We can now write a program that minimizes \( C(\beta) \) using the gradient descent method with a constant learning rate \( \gamma \) according to $$ \beta_{k+1} = \beta_k - \gamma \nabla_\beta C(\beta_k), \ k=0,1,\cdots $$
We can use the expression we computed for the gradient and let use a \( \beta_0 \) be chosen randomly and let \( \gamma = 0.001 \).

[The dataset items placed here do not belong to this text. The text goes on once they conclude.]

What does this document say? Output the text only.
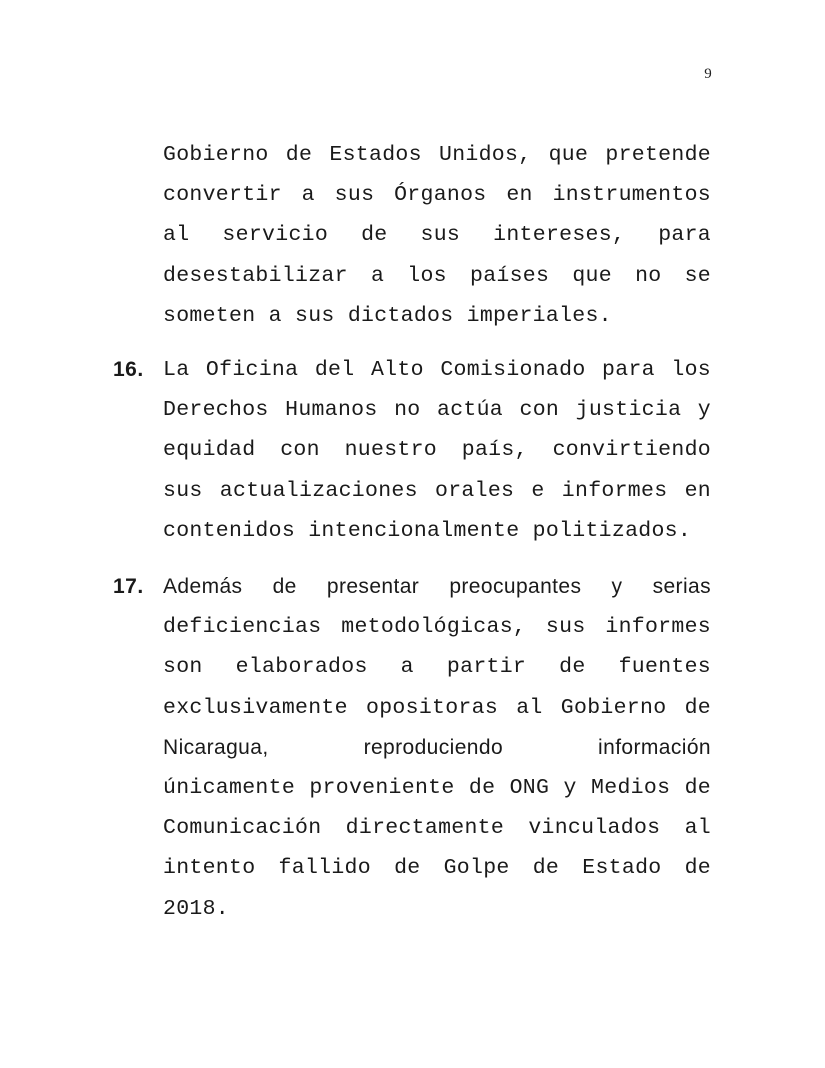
9
Gobierno de Estados Unidos, que pretende
convertir a sus Órganos en instrumentos
al servicio de sus intereses, para
desestabilizar a los países que no se
someten a sus dictados imperiales.
16. La Oficina del Alto Comisionado para los
Derechos Humanos no actúa con justicia y
equidad con nuestro país, convirtiendo
sus actualizaciones orales e informes en
contenidos intencionalmente politizados.
17. Además de presentar preocupantes y serias
deficiencias metodológicas, sus informes
son elaborados a partir de fuentes
exclusivamente opositoras al Gobierno de
Nicaragua, reproduciendo información
únicamente proveniente de ONG y Medios de
Comunicación directamente vinculados al
intento fallido de Golpe de Estado de
2018.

Stop iterating when \( ||\nabla_\beta C(\beta_k) || \leq \epsilon = 10^{-8} \).
And finally we can compare our solution for \( \beta \) with the analytic result given by \( \beta= (X^TX)^{-1} X^T \mathbf{y} \).
import numpy as np
"""
The following setup is just a suggestion, feel free to write it the way you like.
"""
#Setup problem described in the exercise
N = 100 #Nr of datapoints
M = 2 #Nr of features
x = np.random.rand(N) #Uniformly generated x-values in [0,1]
y = 5*x**2 + 0.1*np.random.randn(N)
X = np.c_[np.ones(N),x] #Construct design matrix
#Compute beta according to normal equations to compare with GD solution
Xt_X_inv = np.linalg.inv(np.dot(X.T,X))
Xt_y = np.dot(X.transpose(),y)
beta_NE = np.dot(Xt_X_inv,Xt_y)
print(beta_NE)